The set designs are truly wonderful, expertly crafted and the same goes for the costume design. True to the satirical tone of the film, the scientists in the meeting look more like magicians than scientists. The professor, played by Melies himself, simply draws a picture of the Earth and Moon, and a capsule in its trajectory. There's not even a single equation! However the scientists at first are outraged, then a few accept it with minimum details. The themes in the film range from the exploration of space worlds unknown, to even social commentary on colonization.
A Trip to the moon is undoubtedly a surrealist film creating entities from inanimate objects, blending dreams with reality and theater with the endless creative potential of film. Inspirations for the movie include Jules Verne's novels "From the earth to the moon" and "Around the Moon" among other works. George Melies background as a magician and in theater helped him create the effects for the movie. For the special effects, substitution splice technique, which was also developed by Melies was extensively used. The camera operator would stop for long enough so that something could be added in or moved out of frame. This effect was also used for the famous man in the moon shot, allowing the capsule to suddenly appear in the eye of the actor.
According to Melies’ memoirs, he had a hard time selling the film to exhibitors because of his unusually elevated price. Knowing that he wouldn't be able to sell it before word of mouth would spread, he allowed one of one exhibitor to borrow the film for free so he could show it to an audience to see how the film would be received. Needless to say the film was a spectacular success. Afterwards the film was shown uninterrupted at the Olympia Music Hall in Paris for several months. Although the film was a success in the United States as well, this wasn't exactly great for Melies since the film suffered from a piracy crisis. Thomas Edison among others created copies of the film and gave it a widespread distribution without Melies’ consent. It is said he even claimed he was the creator. Eventually Melies failed to continue making films due to financial problems, and ended up selling toys and candy in Paris.
Most of the prints for “A Trip to the Moon” were lost even though the film was a large success and was forgotten for quite a few years. It wasn't until 1997 that the full movie including the lost final celebration sequence was recreated.
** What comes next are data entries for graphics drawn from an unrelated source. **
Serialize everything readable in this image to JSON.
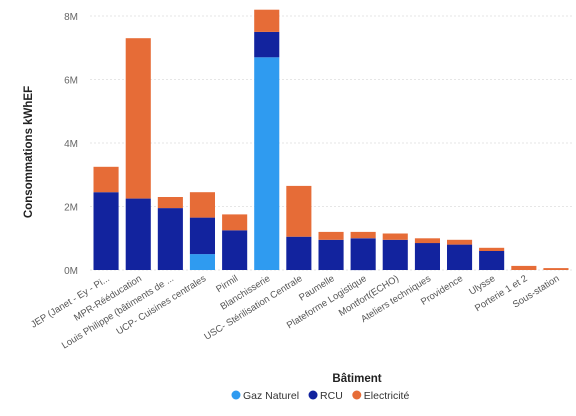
{
  "chart_data": {
    "type": "bar",
    "stacked": true,
    "xlabel": "Bâtiment",
    "ylabel": "Consommations kWhEF",
    "y_tick_labels": [
      "0M",
      "2M",
      "4M",
      "6M",
      "8M"
    ],
    "ylim": [
      0,
      8000000
    ],
    "grid": true,
    "legend_position": "bottom",
    "categories": [
      "JEP (Janet - Ey - Pi...",
      "MPR-Rééducation",
      "Louis Philippe (bâtiments de ...",
      "UCP- Cuisines centrales",
      "Pirmil",
      "Blanchisserie",
      "USC- Stérilisation Centrale",
      "Paumelle",
      "Plateforme Logistique",
      "Montfort(ECHO)",
      "Ateliers techniques",
      "Providence",
      "Ulysse",
      "Porterie 1 et 2",
      "Sous-station"
    ],
    "series": [
      {
        "name": "Gaz Naturel",
        "color": "#2f9bf0",
        "values": [
          0,
          0,
          0,
          500000,
          0,
          6700000,
          0,
          0,
          0,
          0,
          0,
          0,
          0,
          0,
          0
        ]
      },
      {
        "name": "RCU",
        "color": "#12239e",
        "values": [
          2450000,
          2250000,
          1950000,
          1150000,
          1250000,
          800000,
          1050000,
          950000,
          1000000,
          950000,
          850000,
          800000,
          600000,
          0,
          0
        ]
      },
      {
        "name": "Electricité",
        "color": "#e66c37",
        "values": [
          800000,
          5050000,
          350000,
          800000,
          500000,
          700000,
          1600000,
          250000,
          200000,
          200000,
          150000,
          150000,
          100000,
          130000,
          60000
        ]
      }
    ]
  }
}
The impact of "A trip to the moon" in the history of cinema is inescapable. It’s creative power in creating a fantasy world in a time where short documentary filmmaking was the norm, makes the film one of the great creative quests of the 20th century. Filmmakers that came after Melies have expressed their love for his work. Being featured in the Scorsese film "Hugo" that clearly shows the affection Scorsese had for Melies’ influence and the evolution of motion pictures. Filmmaker DW Griffith also expressed his gratefulness for Melies’ contribution, stating “I owe him everything”. Even until today the iconic capsule on the moon's "eye" has been a staple in pop culture since the day it was released to the public nearly 120 years ago!
It's a motion picture that can not be missed by anyone, whether a lover of film or a casual viewer. This is where it all begins!